UK motor industry shifts down a gear as inflationary sentiments creep in

Imran Khan
Nissan's Car Manufacturing Plant In Sunderland
Robotic arms assemble and weld the body shell of a Nissan car on the production line (Source: Getty)

Britons are expected to put the brakes on their spending for new cars in 2017 as inflation bites, new data by consumer research company GfK finds.

In research out today, it forecasts that car sales will slide by 5 per cent this year, following last year’s record.

Joe Staton, head of market dynamics at GfK, said: “Our latest data shows that, certainly in terms of car sales, Britain’s post-Brexit consumer boom shows signs of weakening in the face of higher prices and rising inflation,” he said.

The “rising cost of fuel pushing up inflation”, “increased vehicle excise duty” and “new personal injury compensation rules” were said to be contributing to soaring insurance premiums and car price rises that are depressing car company sales, Staton added.

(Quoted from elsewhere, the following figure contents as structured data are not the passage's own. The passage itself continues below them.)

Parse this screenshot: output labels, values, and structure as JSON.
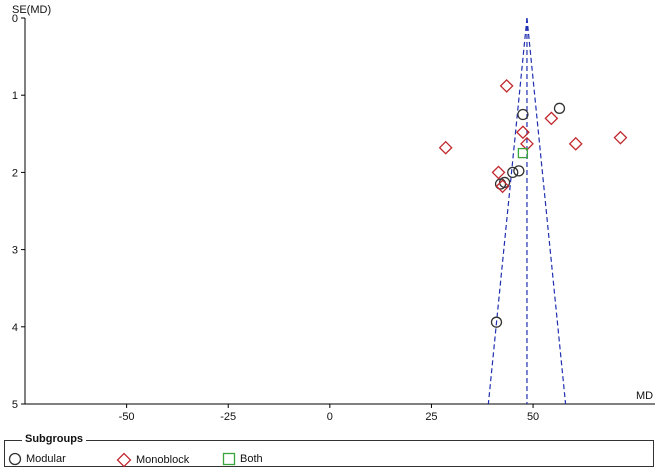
{
  "chart_data": {
    "type": "scatter",
    "title": "",
    "xlabel": "MD",
    "ylabel": "SE(MD)",
    "xlim": [
      -75,
      80
    ],
    "ylim": [
      0,
      5
    ],
    "y_inverted": true,
    "x_ticks": [
      "-50",
      "-25",
      "0",
      "25",
      "50"
    ],
    "x_tick_values": [
      -50,
      -25,
      0,
      25,
      50
    ],
    "y_ticks": [
      "0",
      "1",
      "2",
      "3",
      "4",
      "5"
    ],
    "y_tick_values": [
      0,
      1,
      2,
      3,
      4,
      5
    ],
    "funnel": {
      "center": 48.5,
      "apex_se": 0,
      "base_se": 5,
      "left_x_at_base": 39,
      "right_x_at_base": 58
    },
    "legend_title": "Subgroups",
    "legend_position": "bottom",
    "series": [
      {
        "name": "Modular",
        "marker": "circle",
        "color": "#333333",
        "points": [
          [
            47.5,
            1.25
          ],
          [
            56.5,
            1.17
          ],
          [
            42,
            2.15
          ],
          [
            43,
            2.13
          ],
          [
            45,
            2.0
          ],
          [
            46.5,
            1.98
          ],
          [
            41,
            3.94
          ]
        ]
      },
      {
        "name": "Monoblock",
        "marker": "diamond",
        "color": "#c0282d",
        "points": [
          [
            43.5,
            0.88
          ],
          [
            54.5,
            1.3
          ],
          [
            71.5,
            1.55
          ],
          [
            28.5,
            1.68
          ],
          [
            60.5,
            1.63
          ],
          [
            47.5,
            1.48
          ],
          [
            48.5,
            1.63
          ],
          [
            41.5,
            2.0
          ],
          [
            42.5,
            2.18
          ]
        ]
      },
      {
        "name": "Both",
        "marker": "square",
        "color": "#3aa53a",
        "points": [
          [
            47.5,
            1.75
          ]
        ]
      }
    ]
  }
}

The proportion of people who believe that consumer prices in general have risen over the past 12 months is up by five per cent in February 2017 to 79 per cent. This is five per cent higher than the 74 per cent recorded in January.

The same percentage (74 per cent) believe consumer prices in general will rise in the coming 12 months, with one in three people (33 per cent) expecting future consumer price increases occurring “more rapidly” than in the past 12 months.

The proportion of people earning more than £50,000 reporting an intention to buy a new car in the next 12 months has dropped from 53 per cent in January 2016 to 42 per cent in January this year.

UK car sales may have peaked last year when they hit a record high in 2016 with figures by the Society of Motor Manufacturers and Traders (SMMT), showing 2.69m new cars were registered in 2016, up 2.3 per cent on the previous year.